Audio Recording in a Public School

Wiretapping - North Carolina - School Board Policy

For some very compelling reasons, we recently sent our son to school with a digital recorder and he was 'caught' with it during a search of his person (searching for a stolen dollar bill; unreasonable search as any child could have had their own dollar bill and no other adult was present during the search?). The school (in Harnett County) is punishing my son under a policy prohibiting the use of 'Wireless Communication Devices'. The device in question is neither wireless nor is it a communication device. Second, NC law allows for one party consent under current wiretapping laws. Third, the school does not allow classroom observation by parents and is very secretive, while also being a Title 1 school. As we understand it, all Title 1 schools must allow parents to observe the classrooms under the No Child Left Behind Act.

We have a meeting with the school Principal and the School Board Superintendent this coming Monday and feel that we have every right to observe our son's classroom (via recorder if necessary) and our son has the right, under NC Wiretap laws, to record all of his own conversations. (Or I do as a parent via vicarious consent.)

We have researched this and have not been able to find whether or not NC State Law supersedes School Board Policy. Other school board policies in NC state that NC and Federal Law supersede any School Board Policy. We couldn't find this specifically for Harnett County, nor could we find it within NC State Law.

Has anyone been through this or have any advice concerning this somewhat delicate situation?

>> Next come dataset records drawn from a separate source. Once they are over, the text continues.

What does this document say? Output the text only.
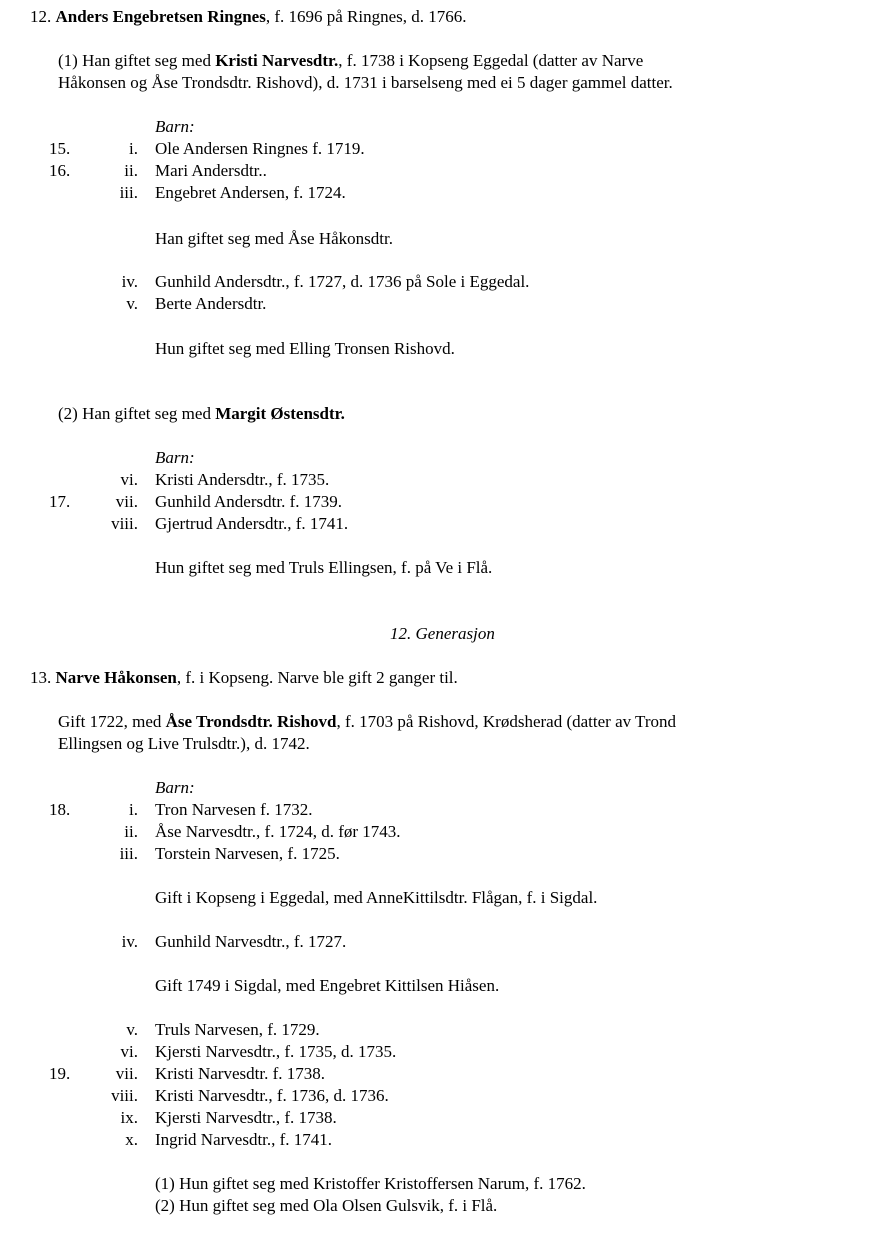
12. Anders Engebretsen Ringnes, f. 1696 på Ringnes, d. 1766.
(1) Han giftet seg med Kristi Narvesdtr., f. 1738 i Kopseng Eggedal (datter av Narve
Håkonsen og Åse Trondsdtr. Rishovd), d. 1731 i barselseng med ei 5 dager gammel datter.
Barn:
15.	i. Ole Andersen Ringnes f. 1719.
16.	ii. Mari Andersdtr..
iii. Engebret Andersen, f. 1724.
Han giftet seg med Åse Håkonsdtr.
iv. Gunhild Andersdtr., f. 1727, d. 1736 på Sole i Eggedal.
v. Berte Andersdtr.
Hun giftet seg med Elling Tronsen Rishovd.
(2) Han giftet seg med Margit Østensdtr.
Barn:
vi. Kristi Andersdtr., f. 1735.
17.	vii. Gunhild Andersdtr. f. 1739.
viii. Gjertrud Andersdtr., f. 1741.
Hun giftet seg med Truls Ellingsen, f. på Ve i Flå.
12. Generasjon
13. Narve Håkonsen, f. i Kopseng. Narve ble gift 2 ganger til.
Gift 1722, med Åse Trondsdtr. Rishovd, f. 1703 på Rishovd, Krødsherad (datter av Trond
Ellingsen og Live Trulsdtr.), d. 1742.
Barn:
18.	i. Tron Narvesen f. 1732.
ii. Åse Narvesdtr., f. 1724, d. før 1743.
iii. Torstein Narvesen, f. 1725.
Gift i Kopseng i Eggedal, med AnneKittilsdtr. Flågan, f. i Sigdal.
iv. Gunhild Narvesdtr., f. 1727.
Gift 1749 i Sigdal, med Engebret Kittilsen Hiåsen.
v. Truls Narvesen, f. 1729.
vi. Kjersti Narvesdtr., f. 1735, d. 1735.
19.	vii. Kristi Narvesdtr. f. 1738.
viii. Kristi Narvesdtr., f. 1736, d. 1736.
ix. Kjersti Narvesdtr., f. 1738.
x. Ingrid Narvesdtr., f. 1741.
(1) Hun giftet seg med Kristoffer Kristoffersen Narum, f. 1762.
(2) Hun giftet seg med Ola Olsen Gulsvik, f. i Flå.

Our son could possibly face expulsion or suspension and we believe that the law is on our side in this matter and we just hope there's nothing we're overlooking.

Thank you from very concerned parents!


primacy of law

Butter:

I think your instincts are right. The fact is that both federal and state law are superior to the laws/policies of a local school board. Technically, the school board is a creation of the state of NC and therefore its laws cannot overrule state law.

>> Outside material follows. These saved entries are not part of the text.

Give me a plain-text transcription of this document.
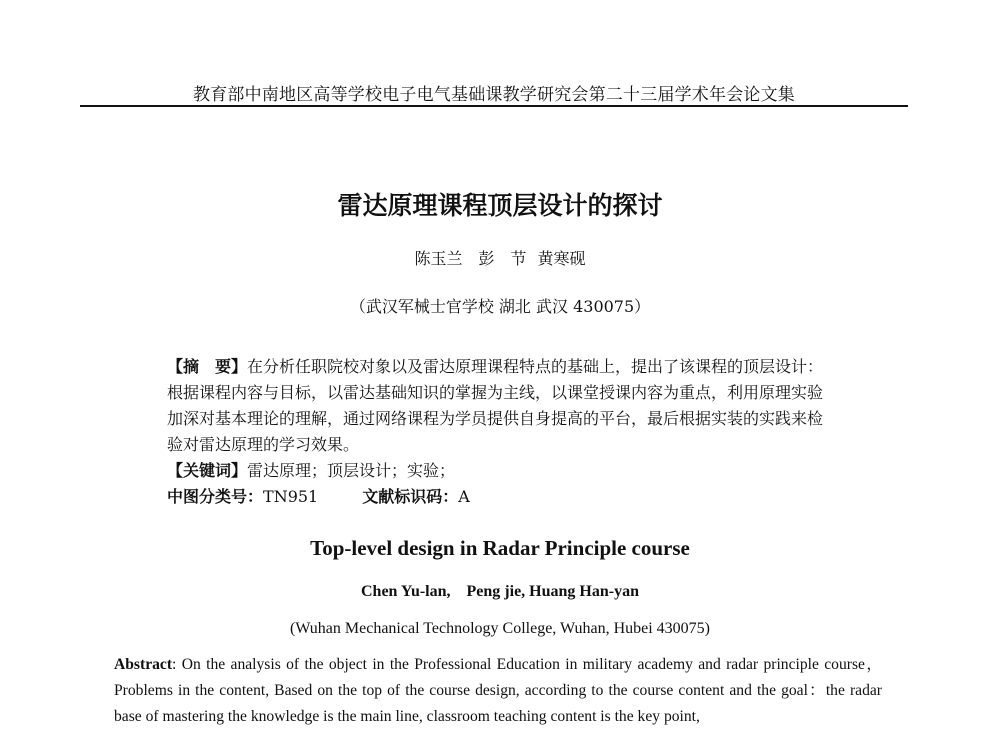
教育部中南地区高等学校电子电气基础课教学研究会第二十三届学术年会论文集
雷达原理课程顶层设计的探讨
陈玉兰　彭　节 黄寒砚
（武汉军械士官学校 湖北 武汉 430075）
【摘　要】在分析任职院校对象以及雷达原理课程特点的基础上，提出了该课程的顶层设计：根据课程内容与目标，以雷达基础知识的掌握为主线，以课堂授课内容为重点，利用原理实验加深对基本理论的理解，通过网络课程为学员提供自身提高的平台，最后根据实装的实践来检验对雷达原理的学习效果。
【关键词】雷达原理；顶层设计；实验；
中图分类号：TN951	文献标识码：A
Top-level design in Radar Principle course
Chen Yu-lan,　Peng jie, Huang Han-yan
(Wuhan Mechanical Technology College, Wuhan, Hubei 430075)
Abstract: On the analysis of the object in the Professional Education in military academy and radar principle course，Problems in the content, Based on the top of the course design, according to the course content and the goal：the radar base of mastering the knowledge is the main line, classroom teaching content is the key point,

That said, the other reality can be conveyed by this story related to me by a county commission chairman. He asked the then longest serving state house speaker, Tom Murphy of Georgia what he could do. Murphy said simply that as the elected official, he could pretty much do what he wanted to do until a superior court judge said otherwise.

Traditionally we've elected 'true conservatives' ... i.e. people who want to do right and aren't likely to take risks, much less outrageous risks. Seemingly in the rise in the cost of getting elected, the people we place in these positions of authority seem less inclined to play it safe and rather go out of their way to expand their power, often by sheer edict (like your school board personnel.)

The do so in part because the cost of litigation these days is so large generally, only someone with significant resources can or will challenge even blatantly illegal actions whether it be the posting of a religious objects on government property or telling a parent or person they can't record a public meeting. Hence, these folks have discovered they can bully folks and once they get a taste of it, they like it. If they're high enough up the food chain they can employ their own attorney's to defend even the most egregious acts.

(In the county I live our county commission has spent over $1.5 million litigating a law suit against a homeowner with the specific purpose of keeping the case out of court. Recently the county lost an anti-SLAPP suit and the plaintiff's were awarded $264,000+ in legal fees under the statute ... and they're still delaying.